MapMaker is now deprecated in favour of CacheBuilder: code.google.com/p/guava-libraries/wiki/MapMakerMigration
@dzieciou I've finally updated the code to something that works with the latest Guava (18.0 at current time of writing). And this time, it's tested!
15

Memoization is also easy with plain simple typesafe Java.

You can do it from scratch with the following reusable classes.

I use these as caches whose lifespan are the request on a webapp.

Of course use the Guava MapMaker if you need an eviction strategy or more features like synchronization.

If you need to memoize a method with many parameters, just put the parameters in a list with both techniques, and pass that list as the single parameter.

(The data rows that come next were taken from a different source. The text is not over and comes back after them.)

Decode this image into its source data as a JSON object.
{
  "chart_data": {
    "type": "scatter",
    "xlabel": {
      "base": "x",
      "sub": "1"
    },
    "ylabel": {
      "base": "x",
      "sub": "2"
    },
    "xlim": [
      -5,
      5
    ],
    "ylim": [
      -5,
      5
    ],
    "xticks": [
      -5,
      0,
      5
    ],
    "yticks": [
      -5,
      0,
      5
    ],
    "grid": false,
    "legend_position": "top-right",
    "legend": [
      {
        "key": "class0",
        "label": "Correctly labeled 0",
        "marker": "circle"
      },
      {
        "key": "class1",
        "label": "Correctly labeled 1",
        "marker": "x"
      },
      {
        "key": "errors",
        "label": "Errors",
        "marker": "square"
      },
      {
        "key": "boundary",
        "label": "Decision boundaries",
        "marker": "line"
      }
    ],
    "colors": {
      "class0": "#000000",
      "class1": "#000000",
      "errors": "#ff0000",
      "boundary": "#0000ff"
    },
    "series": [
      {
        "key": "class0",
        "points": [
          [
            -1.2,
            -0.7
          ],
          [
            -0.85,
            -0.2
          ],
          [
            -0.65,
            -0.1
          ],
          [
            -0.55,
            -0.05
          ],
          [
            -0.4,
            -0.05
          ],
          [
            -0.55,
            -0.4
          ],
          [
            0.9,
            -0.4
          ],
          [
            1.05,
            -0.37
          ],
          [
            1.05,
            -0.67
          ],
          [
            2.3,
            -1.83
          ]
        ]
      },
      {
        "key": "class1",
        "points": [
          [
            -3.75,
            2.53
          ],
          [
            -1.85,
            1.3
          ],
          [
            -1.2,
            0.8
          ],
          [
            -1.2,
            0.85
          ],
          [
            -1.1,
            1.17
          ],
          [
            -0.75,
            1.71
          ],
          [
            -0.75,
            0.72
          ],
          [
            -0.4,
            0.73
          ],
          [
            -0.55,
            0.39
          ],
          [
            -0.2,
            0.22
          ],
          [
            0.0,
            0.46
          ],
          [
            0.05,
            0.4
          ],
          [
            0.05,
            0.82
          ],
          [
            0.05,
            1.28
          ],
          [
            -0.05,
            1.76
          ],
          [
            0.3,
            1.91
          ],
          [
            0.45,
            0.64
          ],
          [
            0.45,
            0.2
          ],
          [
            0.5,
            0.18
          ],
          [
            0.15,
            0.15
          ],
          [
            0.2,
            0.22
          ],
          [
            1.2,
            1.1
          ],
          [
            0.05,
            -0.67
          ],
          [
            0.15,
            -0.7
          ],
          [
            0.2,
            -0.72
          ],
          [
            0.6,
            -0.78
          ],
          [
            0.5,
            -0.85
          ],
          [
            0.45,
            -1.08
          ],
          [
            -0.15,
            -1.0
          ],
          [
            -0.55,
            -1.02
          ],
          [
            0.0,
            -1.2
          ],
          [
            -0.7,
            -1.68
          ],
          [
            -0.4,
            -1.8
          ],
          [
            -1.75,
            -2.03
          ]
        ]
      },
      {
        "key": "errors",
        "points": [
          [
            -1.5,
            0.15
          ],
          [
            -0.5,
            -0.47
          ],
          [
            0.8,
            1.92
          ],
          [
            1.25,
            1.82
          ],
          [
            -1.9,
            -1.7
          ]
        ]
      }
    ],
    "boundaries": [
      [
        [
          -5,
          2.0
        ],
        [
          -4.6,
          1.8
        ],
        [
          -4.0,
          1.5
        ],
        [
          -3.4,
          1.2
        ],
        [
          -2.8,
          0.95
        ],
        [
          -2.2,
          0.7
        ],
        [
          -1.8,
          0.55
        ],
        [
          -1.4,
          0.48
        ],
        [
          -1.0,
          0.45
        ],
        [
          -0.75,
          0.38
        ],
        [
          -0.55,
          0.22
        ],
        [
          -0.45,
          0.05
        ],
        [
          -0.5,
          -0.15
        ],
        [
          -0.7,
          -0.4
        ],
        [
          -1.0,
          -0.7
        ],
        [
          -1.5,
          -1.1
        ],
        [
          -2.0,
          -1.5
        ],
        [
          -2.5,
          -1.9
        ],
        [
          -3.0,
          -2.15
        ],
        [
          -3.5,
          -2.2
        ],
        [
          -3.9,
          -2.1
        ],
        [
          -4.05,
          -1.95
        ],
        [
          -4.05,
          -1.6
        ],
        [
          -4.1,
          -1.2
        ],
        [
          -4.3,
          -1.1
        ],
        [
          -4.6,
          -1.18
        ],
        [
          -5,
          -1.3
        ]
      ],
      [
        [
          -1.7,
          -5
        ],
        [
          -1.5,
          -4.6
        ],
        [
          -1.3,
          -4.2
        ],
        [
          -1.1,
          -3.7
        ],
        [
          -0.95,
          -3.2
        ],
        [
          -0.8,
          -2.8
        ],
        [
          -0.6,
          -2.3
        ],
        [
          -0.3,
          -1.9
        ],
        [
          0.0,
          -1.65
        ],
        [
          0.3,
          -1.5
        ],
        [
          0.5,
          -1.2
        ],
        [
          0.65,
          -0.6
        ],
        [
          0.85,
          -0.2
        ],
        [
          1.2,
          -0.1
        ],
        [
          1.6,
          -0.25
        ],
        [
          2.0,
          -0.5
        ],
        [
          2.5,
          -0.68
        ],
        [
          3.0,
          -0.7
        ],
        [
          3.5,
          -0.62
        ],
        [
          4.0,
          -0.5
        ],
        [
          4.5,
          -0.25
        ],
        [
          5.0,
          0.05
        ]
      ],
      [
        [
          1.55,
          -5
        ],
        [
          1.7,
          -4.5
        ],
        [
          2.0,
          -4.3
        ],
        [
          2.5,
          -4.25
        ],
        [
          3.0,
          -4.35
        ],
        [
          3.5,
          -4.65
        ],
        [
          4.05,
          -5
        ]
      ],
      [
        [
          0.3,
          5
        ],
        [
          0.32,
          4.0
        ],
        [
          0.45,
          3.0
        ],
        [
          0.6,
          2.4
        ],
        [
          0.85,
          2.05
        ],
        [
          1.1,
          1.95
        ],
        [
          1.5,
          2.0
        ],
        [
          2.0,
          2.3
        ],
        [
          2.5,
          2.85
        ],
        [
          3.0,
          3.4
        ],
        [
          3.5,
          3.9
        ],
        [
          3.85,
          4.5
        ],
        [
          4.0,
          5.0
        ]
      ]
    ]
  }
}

abstract public class Memoize0<V> {
    //the memory
    private V value;
    public V get() {
        if (value == null) {
            value = calc();
        }
        return value;
    }
    /**
     * will implement the calculation that 
     * is to be remembered thanks to this class
     */
    public abstract V calc();
}

abstract public class Memoize1<P, V> {
    //The memory, it maps one calculation parameter to one calculation result
    private Map<P, V> values = new HashMap<P, V>();

    public V get(P p) {
        if (!values.containsKey(p)) {
            values.put(p, calc(p));
        }
        return values.get(p);
    }

    /**
     * Will implement the calculations that are
     * to be remembered thanks to this class
     * (one calculation per distinct parameter)
     */
    public abstract V calc(P p);
 }

And this is used like this

    Memoize0<String> configProvider = new Memoize0<String>() {
        @Override
        public String calc() {
            return fetchConfigFromVerySlowDatabase();
        }
    };
    final String config = configProvider.get();

    Memoize1<Long, String> usernameProvider = new Memoize1<Long, String>() {
        @Override
        public String calc(Long id) {
            return fetchUsernameFromVerySlowDatabase(id);
        }
    };
    final String username = usernameProvider.get(123L);

6 Comments

Guava is not approved yet for our environment, financial software...
Guava is not approved for our environment yet. Banking software... But this will do. I will limit the size of the map however to avoid memory leaks. I dont care about evictions since this will be conserved only during the invocation of one method.
I like the way highly tested code is not approved, but something pasted on SO is :)
Be cautious using the Memoize0 example since it's not thread-safe. Multiples threads may call the calc() method numerous time in a race-condition. The Guava is implementation is thread-safe, lock-free on get() once initialized because it uses double-check locking : github.com/google/guava/blob/master/guava/src/com/google/common/…
It looks like MapMaker doesn't exist (anymore). Try CacheBuilder instead.